« CE N’EST pas différent de ce qui s’est passé pour l’AME (Aide médicale d’État). Cela a été fait d’une manière irresponsable pour des objectifs non rationnels », estime le Dr Arnaud Veïsse, directeur général du Comède (Comité médical pour les exilés). L’Assemblée puis le Sénat ont approuvé les conclusions de la commission mixte paritaire sur le projet de loi relatif à l’immigration, à l’intégration et à la nationalité. Les députés ont adopté le texte par 297 voix contre 193, les Sénateurs par 182 voix contre 151.
La vive opposition du Conseil national du sida, de la Société française de santé publique, de médecins engagés dans des associations (COMEDE, MSF, MDM, AIDES, COMEGAS) ou des syndicats et la mobilisation de plus de 1 000 médecins appelant à « l’accessibilité » n’y a rien changé. Le compromis sur lequel se sont accordés les parlementaires vise encore plus à durcir les conditions d’obtention du titre de séjour « étrangers malades ». Le droit au séjour est désormais conditionné à l’« absence » du traitement approprié dans le pays d’origine. L’autorité administrative peut cependant prendre en compte des « circonstances humanitaires exceptionnelles », après avoir recueilli l’avis du directeur général de l’agence régionale de santé. « La mobilisation des médecins a pourtant été exceptionnelle. Il y a eu une belle unanimité. Maintenant chacun ses responsabilités. Pour nous il était important que les termes du débat soient clairs. La loi a été votée, c’est de droit souverain du parlement », regrette le Dr Veïsse. Comme les autres associations, il entend continuer à se mobiliser pour défendre ceux qui risquent d’avoir encore plus de mal, « c’est un euphémisme » à se faire régulariser.
Une erreur.
Tout dépendra désormais de la manière dont sera appliquée la loi et de l’appréciation des médecins des ARS. « La déontologie médicale n’a pas été changée. Elle oblige à appliquer les principes de la continuité des soins et de la protection de la santé. Mais compte tenu du caractère ambigu de la formulation de la loi, il faut attendre pour voir », estime le directeur du Comède. Dans le dernier numéro de sa lettre, « Maux d’exil », le Comède questionne : « reconnaissance du droit au séjour, le chant du cygne ? » Une interrogation qui résume bien l’état d’esprit de ceux qui ont tenté de faire entendre lors des débats la logique sanitaire. Le Pr Jean-François Delfraissy, directeur de l’ANRS rappelle combien en termes de santé publique c’est une erreur : « Dans les pays du sud, il y a un accès au traitement de première ligne mais l’accès au traitement de deuxième ligne et a fortiori au traitement de troisième ligne n’est pas possible. C’est une perte de chance pour les patients ».
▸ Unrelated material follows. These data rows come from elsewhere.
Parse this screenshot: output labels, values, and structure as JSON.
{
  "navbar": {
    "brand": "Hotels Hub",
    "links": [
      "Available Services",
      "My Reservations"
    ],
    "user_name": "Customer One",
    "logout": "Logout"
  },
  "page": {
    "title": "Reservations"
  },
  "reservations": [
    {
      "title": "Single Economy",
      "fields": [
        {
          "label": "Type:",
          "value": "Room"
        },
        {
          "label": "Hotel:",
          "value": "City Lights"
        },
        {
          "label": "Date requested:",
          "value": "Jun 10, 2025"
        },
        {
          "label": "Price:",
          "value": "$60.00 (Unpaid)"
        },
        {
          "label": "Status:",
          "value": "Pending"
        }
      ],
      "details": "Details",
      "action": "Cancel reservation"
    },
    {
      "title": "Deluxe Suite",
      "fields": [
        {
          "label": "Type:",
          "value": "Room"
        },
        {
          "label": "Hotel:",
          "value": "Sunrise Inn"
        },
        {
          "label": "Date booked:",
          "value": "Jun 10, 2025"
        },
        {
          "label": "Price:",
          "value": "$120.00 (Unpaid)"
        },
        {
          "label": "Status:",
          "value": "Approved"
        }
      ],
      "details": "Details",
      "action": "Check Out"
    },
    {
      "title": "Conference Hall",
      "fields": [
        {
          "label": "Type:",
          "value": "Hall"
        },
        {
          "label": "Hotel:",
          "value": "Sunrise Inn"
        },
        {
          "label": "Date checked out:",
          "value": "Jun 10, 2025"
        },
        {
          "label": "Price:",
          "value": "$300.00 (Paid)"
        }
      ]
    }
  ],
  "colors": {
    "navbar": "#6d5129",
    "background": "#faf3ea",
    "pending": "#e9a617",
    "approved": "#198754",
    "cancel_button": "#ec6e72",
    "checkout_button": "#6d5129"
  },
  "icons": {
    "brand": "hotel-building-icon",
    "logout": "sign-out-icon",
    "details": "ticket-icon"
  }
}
Lors de l’adoption du texte par l’Assemblée, le ministre de l’intérieur, Claude Guéant s’est réjoui : « Le titre de séjour "étranger malade" est conservé, conformément à l’esprit et à la lettre de la loi de 1998. Nous avons simplement voulu contenir les effets de la jurisprudence récente du Conseil d’État. Désormais, la rédaction est claire, responsable et humaine. Elle ne met pas en cause les circulaires diffusées en 2005 et 2010 par le ministre de la santé pour protéger notamment les personnes infectées par le VIH ».
L’opposition de gauche a affirmé son intention de déposer un recours auprès du Conseil constitutionnel. La sénatrice PS, Bariza Khiari a souligné : « L’article 17 ter condamne en pratique les étrangers car l’existence de traitement dans les hôpitaux riches des pays d’origine est loin de garantir leur accessibilité à tous ». La députée PS, Sandrine Mazetier, a, elle, stigmatisé un texte qui aura été « l’occasion de défaire notre pacte républicain ».